That paint was in a shocking state before! but amazing transformation


----------



## G105ALY (Dec 6, 2006)

Ouch that was shocking beforehand, now stunning! I will have to pop up to see you Shaun as I am down the road in Guisborough.
Aly


----------



## North east Car Care (Jan 14, 2008)

G105ALY said:


> Ouch that was shocking beforehand, now stunning!

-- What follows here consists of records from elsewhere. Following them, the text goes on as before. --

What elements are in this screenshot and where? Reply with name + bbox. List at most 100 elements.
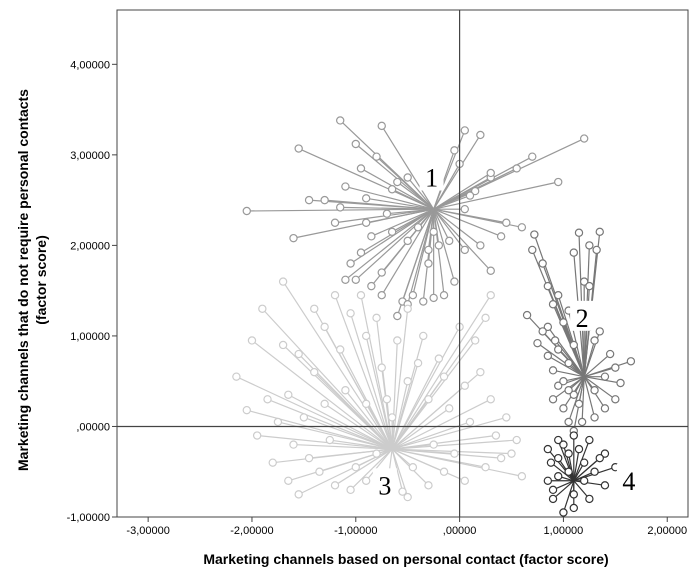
spoke-cluster-1-2	[298, 147, 434, 210]
point-cluster-4-13	[554, 453, 563, 463]
point-cluster-1-30	[424, 259, 433, 268]
spoke-cluster-1-3	[355, 143, 435, 210]
spoke-cluster-3-71	[391, 448, 523, 477]
point-cluster-1-20	[367, 281, 376, 291]
point-cluster-2-38	[559, 376, 568, 386]
point-cluster-1-33	[486, 266, 495, 275]
point-cluster-3-36	[320, 322, 329, 332]
spoke-cluster-3-5	[257, 434, 393, 450]
spoke-cluster-3-66	[391, 376, 445, 450]
point-cluster-1-50	[387, 185, 397, 194]
spoke-cluster-3-58	[329, 439, 393, 450]
point-cluster-3-8	[294, 490, 303, 499]
y-axis-title-line1: Marketing channels that do not require p…	[15, 89, 31, 471]
point-cluster-1-25	[408, 290, 418, 300]
point-cluster-3-54	[289, 440, 298, 449]
point-cluster-2-8	[574, 228, 584, 237]
point-cluster-1-46	[450, 146, 459, 155]
point-cluster-3-31	[393, 336, 402, 345]
point-cluster-4-24	[548, 485, 558, 495]
cluster-label-4: 4	[622, 467, 635, 496]
point-cluster-3-0	[278, 277, 288, 286]
spoke-cluster-3-47	[391, 407, 450, 450]
point-cluster-1-21	[377, 290, 386, 300]
point-cluster-3-45	[403, 376, 412, 386]
point-cluster-3-11	[346, 485, 355, 495]
point-cluster-3-25	[481, 313, 490, 323]
spoke-cluster-1-46	[433, 150, 455, 210]
point-cluster-2-33	[595, 327, 604, 336]
spoke-cluster-1-48	[433, 172, 492, 210]
point-cluster-4-3	[585, 435, 594, 445]
spoke-cluster-3-4	[246, 409, 393, 450]
spoke-cluster-3-31	[391, 340, 398, 450]
point-cluster-3-65	[413, 358, 423, 368]
point-cluster-4-9	[559, 508, 568, 517]
point-cluster-2-32	[590, 336, 599, 345]
spoke-cluster-1-5	[360, 167, 434, 210]
point-cluster-1-38	[470, 186, 480, 196]
point-cluster-4-15	[579, 458, 589, 467]
point-cluster-2-0	[530, 230, 539, 239]
x-tick-label: 1,00000	[544, 525, 584, 537]
point-cluster-1-34	[476, 241, 485, 250]
point-cluster-1-36	[517, 223, 527, 232]
spoke-cluster-1-44	[433, 134, 481, 210]
point-cluster-3-24	[470, 336, 480, 345]
point-cluster-3-35	[336, 345, 345, 354]
spoke-cluster-2-23	[568, 376, 585, 423]
point-cluster-3-66	[439, 372, 449, 381]
point-cluster-4-7	[585, 494, 594, 504]
point-cluster-1-29	[450, 277, 459, 286]
point-cluster-3-20	[512, 435, 521, 445]
point-cluster-2-13	[579, 277, 589, 286]
point-cluster-1-0	[336, 116, 345, 125]
spoke-cluster-2-43	[578, 376, 585, 404]
spoke-cluster-1-33	[433, 208, 492, 272]
point-cluster-4-0	[554, 435, 563, 445]
point-cluster-3-6	[268, 458, 277, 467]
x-tick-label: -1,00000	[334, 525, 377, 537]
point-cluster-2-6	[559, 318, 568, 327]
spoke-cluster-3-0	[282, 281, 393, 450]
point-cluster-1-40	[512, 164, 521, 173]
point-cluster-2-42	[590, 386, 599, 395]
spoke-cluster-4-22	[573, 457, 601, 482]
point-cluster-3-69	[278, 340, 288, 350]
point-cluster-1-57	[361, 218, 371, 227]
point-cluster-2-10	[585, 241, 594, 250]
spoke-cluster-1-7	[345, 185, 434, 210]
point-cluster-1-23	[393, 311, 402, 321]
spoke-cluster-4-14	[568, 453, 575, 481]
cluster-label-bg	[616, 463, 641, 494]
point-cluster-3-33	[361, 331, 371, 341]
point-cluster-3-40	[299, 413, 309, 422]
point-cluster-2-35	[569, 340, 579, 350]
spoke-cluster-1-13	[386, 208, 434, 215]
point-cluster-4-23	[569, 503, 579, 513]
point-cluster-1-45	[460, 126, 469, 135]
spoke-cluster-1-17	[345, 208, 435, 281]
spoke-cluster-1-14	[371, 208, 434, 237]
point-cluster-1-9	[242, 206, 251, 216]
spoke-cluster-2-34	[583, 326, 590, 377]
point-cluster-4-6	[600, 481, 610, 490]
point-cluster-2-9	[569, 248, 579, 257]
point-cluster-4-8	[569, 490, 579, 499]
point-cluster-1-42	[554, 177, 563, 187]
point-cluster-2-31	[605, 349, 615, 359]
point-cluster-2-43	[574, 399, 584, 409]
point-cluster-3-21	[502, 413, 511, 422]
point-cluster-2-14	[585, 281, 594, 291]
spoke-cluster-1-60	[433, 195, 471, 210]
point-cluster-3-64	[372, 313, 381, 323]
cluster-label-1: 1	[425, 163, 438, 192]
point-cluster-3-44	[382, 395, 392, 404]
point-cluster-1-19	[377, 268, 386, 277]
point-cluster-3-67	[460, 381, 469, 390]
point-cluster-1-53	[424, 245, 433, 255]
point-cluster-3-34	[346, 309, 355, 318]
point-cluster-3-60	[372, 449, 381, 458]
point-cluster-1-61	[434, 241, 444, 250]
spoke-cluster-2-28	[583, 376, 616, 400]
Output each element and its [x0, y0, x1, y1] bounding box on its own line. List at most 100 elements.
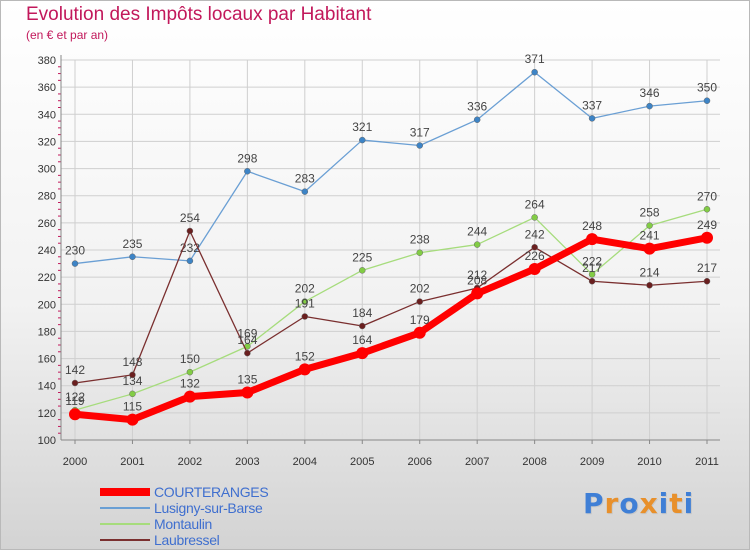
data-point-montaulin	[473, 241, 481, 248]
data-label-laubressel: 217	[697, 261, 717, 275]
data-point-courteranges	[528, 263, 541, 275]
data-label-laubressel: 212	[467, 268, 487, 282]
x-tick-label: 2004	[293, 456, 317, 468]
data-point-montaulin	[359, 267, 366, 274]
data-label-laubressel: 148	[122, 355, 142, 369]
data-point-courteranges	[643, 242, 656, 255]
legend-swatch	[100, 507, 150, 509]
data-label-montaulin: 225	[352, 250, 372, 264]
data-point-lusigny-sur-barse	[129, 253, 136, 261]
data-point-lusigny-sur-barse	[588, 115, 596, 122]
data-point-montaulin	[531, 214, 538, 221]
data-label-laubressel: 184	[352, 306, 372, 320]
data-point-montaulin	[646, 222, 653, 229]
x-tick-label: 2006	[407, 456, 431, 468]
data-point-lusigny-sur-barse	[301, 188, 309, 195]
data-point-laubressel	[531, 244, 538, 251]
data-label-lusigny-sur-barse: 298	[237, 151, 257, 165]
x-tick-label: 2002	[178, 456, 202, 468]
y-tick-label: 160	[38, 354, 56, 366]
data-point-laubressel	[129, 371, 136, 379]
data-label-courteranges: 208	[467, 273, 487, 287]
data-label-laubressel: 142	[65, 363, 85, 377]
x-tick-label: 2005	[350, 456, 374, 468]
data-label-montaulin: 169	[237, 326, 257, 340]
legend-item: Montaulin	[100, 516, 212, 532]
y-tick-label: 140	[38, 381, 56, 393]
data-label-laubressel: 191	[295, 297, 315, 311]
data-point-laubressel	[416, 298, 423, 305]
data-label-courteranges: 249	[697, 218, 717, 232]
data-label-montaulin: 270	[697, 189, 717, 203]
data-label-courteranges: 248	[582, 219, 602, 233]
data-point-montaulin	[186, 368, 194, 376]
x-tick-label: 2003	[235, 456, 259, 468]
legend-item: COURTERANGES	[100, 484, 269, 500]
data-point-laubressel	[703, 277, 711, 285]
x-tick-label: 2011	[695, 456, 719, 468]
data-label-laubressel: 202	[410, 282, 430, 296]
data-label-courteranges: 226	[525, 249, 545, 263]
data-point-lusigny-sur-barse	[646, 102, 653, 110]
data-label-lusigny-sur-barse: 350	[697, 81, 717, 95]
data-label-lusigny-sur-barse: 371	[525, 52, 545, 66]
data-label-courteranges: 179	[410, 313, 430, 327]
data-point-laubressel	[359, 322, 366, 330]
data-point-laubressel	[186, 227, 194, 235]
data-point-courteranges	[183, 390, 196, 403]
data-label-laubressel: 214	[640, 265, 660, 279]
x-tick-label: 2007	[465, 456, 489, 468]
data-point-lusigny-sur-barse	[186, 257, 194, 265]
data-point-courteranges	[241, 386, 254, 399]
y-tick-label: 100	[38, 435, 56, 447]
y-tick-label: 220	[38, 272, 56, 284]
y-tick-label: 240	[38, 245, 56, 257]
data-point-courteranges	[413, 326, 426, 339]
x-tick-label: 2009	[580, 456, 604, 468]
data-point-courteranges	[69, 408, 81, 421]
data-label-courteranges: 115	[123, 400, 142, 414]
data-label-courteranges: 135	[237, 373, 257, 387]
data-point-lusigny-sur-barse	[473, 116, 481, 123]
x-tick-label: 2008	[522, 456, 546, 468]
data-point-lusigny-sur-barse	[531, 68, 538, 76]
proxiti-logo: Proxiti	[583, 487, 695, 520]
data-label-montaulin: 222	[582, 254, 602, 268]
data-point-courteranges	[471, 287, 484, 300]
data-point-courteranges	[126, 413, 139, 426]
data-point-montaulin	[301, 298, 309, 305]
data-label-laubressel: 254	[180, 211, 200, 225]
data-label-lusigny-sur-barse: 346	[640, 86, 660, 100]
data-label-courteranges: 241	[640, 229, 660, 243]
y-tick-label: 120	[38, 408, 56, 420]
data-label-lusigny-sur-barse: 336	[467, 100, 487, 114]
series-line-montaulin	[74, 208, 708, 411]
data-label-laubressel: 217	[582, 261, 602, 275]
data-point-lusigny-sur-barse	[244, 168, 251, 175]
data-point-montaulin	[416, 249, 423, 256]
y-tick-label: 180	[38, 326, 56, 338]
data-label-lusigny-sur-barse: 321	[352, 120, 372, 134]
data-point-laubressel	[244, 349, 251, 357]
data-label-lusigny-sur-barse: 317	[410, 126, 430, 140]
data-label-montaulin: 258	[640, 206, 660, 220]
data-label-courteranges: 164	[352, 333, 372, 347]
data-label-courteranges: 119	[65, 394, 84, 408]
legend-item: Lusigny-sur-Barse	[100, 500, 263, 516]
data-label-montaulin: 244	[467, 225, 487, 239]
y-tick-label: 200	[38, 299, 56, 311]
x-tick-label: 2001	[120, 456, 144, 468]
legend-label: Montaulin	[154, 516, 213, 532]
data-point-courteranges	[298, 363, 311, 376]
series-line-lusigny-sur-barse	[74, 71, 708, 265]
data-point-courteranges	[701, 231, 713, 244]
chart-subtitle: (en € et par an)	[26, 28, 109, 42]
data-label-montaulin: 134	[122, 374, 142, 388]
data-point-montaulin	[703, 206, 711, 213]
data-label-lusigny-sur-barse: 337	[582, 98, 602, 112]
x-tick-label: 2000	[63, 456, 87, 468]
data-point-lusigny-sur-barse	[416, 142, 423, 149]
data-point-laubressel	[301, 313, 309, 320]
data-point-laubressel	[646, 282, 653, 289]
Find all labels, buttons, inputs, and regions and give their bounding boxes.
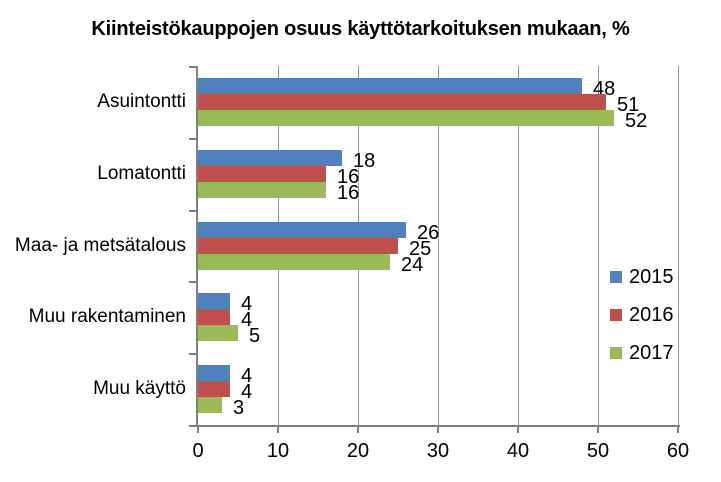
x-tick-label: 20 (346, 440, 370, 462)
bar-2017 (198, 253, 390, 270)
category-label: Muu käyttö (93, 378, 186, 400)
value-label: 18 (353, 149, 376, 172)
value-label: 24 (401, 253, 424, 276)
legend: 2015 2016 2017 (610, 258, 674, 372)
gridline (518, 66, 519, 425)
category-label: Asuintontti (97, 91, 186, 112)
x-axis-tick (437, 425, 439, 433)
bar-2015 (198, 365, 230, 382)
y-axis-line (196, 66, 198, 425)
bar-2017 (198, 109, 614, 126)
bar-2015 (198, 77, 582, 94)
bar-2016 (198, 93, 606, 110)
x-tick-label: 60 (666, 440, 690, 462)
value-label: 5 (249, 325, 261, 348)
gridline (678, 66, 679, 425)
category-label: Lomatontti (97, 162, 186, 184)
legend-label: 2015 (629, 265, 674, 288)
y-axis-tick (189, 425, 196, 427)
x-axis-tick (277, 425, 279, 433)
value-label: 4 (241, 365, 253, 388)
x-axis-tick (197, 425, 199, 433)
value-label: 26 (417, 221, 440, 244)
value-label: 4 (241, 293, 253, 316)
value-label: 16 (337, 165, 360, 188)
legend-item-2015: 2015 (610, 258, 674, 296)
x-axis-tick (357, 425, 359, 433)
category-label: Maa- ja metsätalous (14, 234, 186, 256)
y-axis-tick (189, 66, 196, 68)
y-axis-tick (189, 281, 196, 284)
bar-2015 (198, 293, 230, 310)
gridline (438, 66, 439, 425)
x-tick-label: 30 (426, 440, 450, 462)
x-tick-label: 50 (586, 440, 610, 462)
value-label: 4 (241, 309, 253, 332)
category-label: Muu rakentaminen (28, 306, 186, 328)
x-tick-label: 10 (266, 440, 290, 462)
value-label: 4 (241, 381, 253, 404)
bar-2017 (198, 181, 326, 198)
x-axis-tick (597, 425, 599, 433)
x-tick-label: 40 (506, 440, 530, 462)
bar-2016 (198, 165, 326, 182)
bar-2015 (198, 221, 406, 238)
gridline (598, 66, 599, 425)
bar-2016 (198, 381, 230, 398)
value-label: 51 (617, 93, 640, 116)
legend-swatch (610, 347, 622, 359)
legend-item-2017: 2017 (610, 334, 674, 372)
y-axis-tick (189, 137, 196, 140)
bar-2017 (198, 397, 222, 414)
legend-label: 2017 (629, 341, 674, 364)
legend-swatch (610, 309, 622, 321)
x-axis-tick (517, 425, 519, 433)
bar-2016 (198, 309, 230, 326)
value-label: 16 (337, 181, 360, 204)
bar-2017 (198, 325, 238, 342)
chart-title: Kiinteistökauppojen osuus käyttötarkoitu… (91, 18, 630, 40)
bar-2015 (198, 149, 342, 166)
legend-swatch (610, 271, 622, 283)
value-label: 52 (625, 109, 648, 132)
value-label: 25 (409, 237, 432, 260)
y-axis-tick (189, 353, 196, 356)
x-tick-label: 0 (192, 440, 204, 462)
y-axis-tick (189, 209, 196, 212)
value-label: 3 (233, 397, 245, 420)
x-axis-tick (677, 425, 679, 433)
legend-item-2016: 2016 (610, 296, 674, 334)
legend-label: 2016 (629, 303, 674, 326)
bar-2016 (198, 237, 398, 254)
x-axis-line (193, 425, 680, 427)
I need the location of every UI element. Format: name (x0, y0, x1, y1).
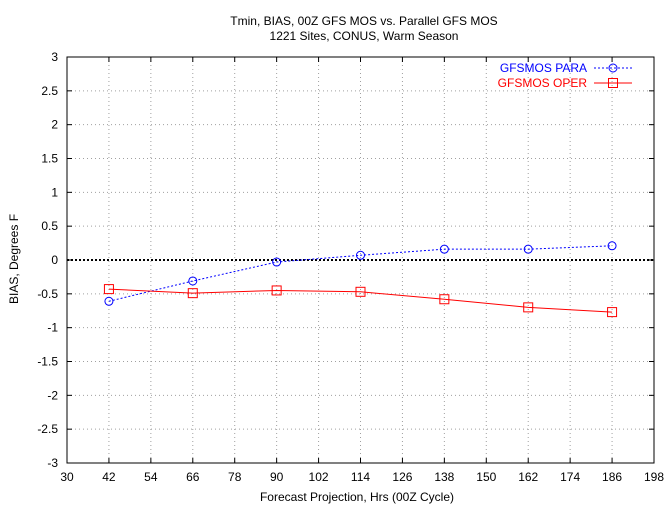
series-gfsmos-para (104, 241, 617, 306)
y-tick-label: 2 (51, 118, 58, 132)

I will have to pop up to see you Shaun as I am down the road in Guisborough.
> Aly


No worries matey


----------



## North east Car Care (Jan 14, 2008)

RefinedDetails said:


> Looks incredible Shaun - I assume the Brooklands Capri is your toy?


Not mine matey, but i look after the owners ever growing classic ford collection including the Brooklands, Aston Martin Tickford Capri, 2.8i Special Capri, 1.6 Laser Capri and his latest buy a Series 1 RS Turbo :argie:


----------



## Refined Detail (Nov 27, 2006)

Much improved Shaun, hope you're allowed to keep it looking that way now rather than any more hand car washes etc!


----------



## Bkjames (Sep 13, 2006)

Looks very nice, good work :thumb:


Brian


----------



## dekerf1996 (Sep 9, 2008)

Great turnaround, glad to see a car like this get the love it desirves


----------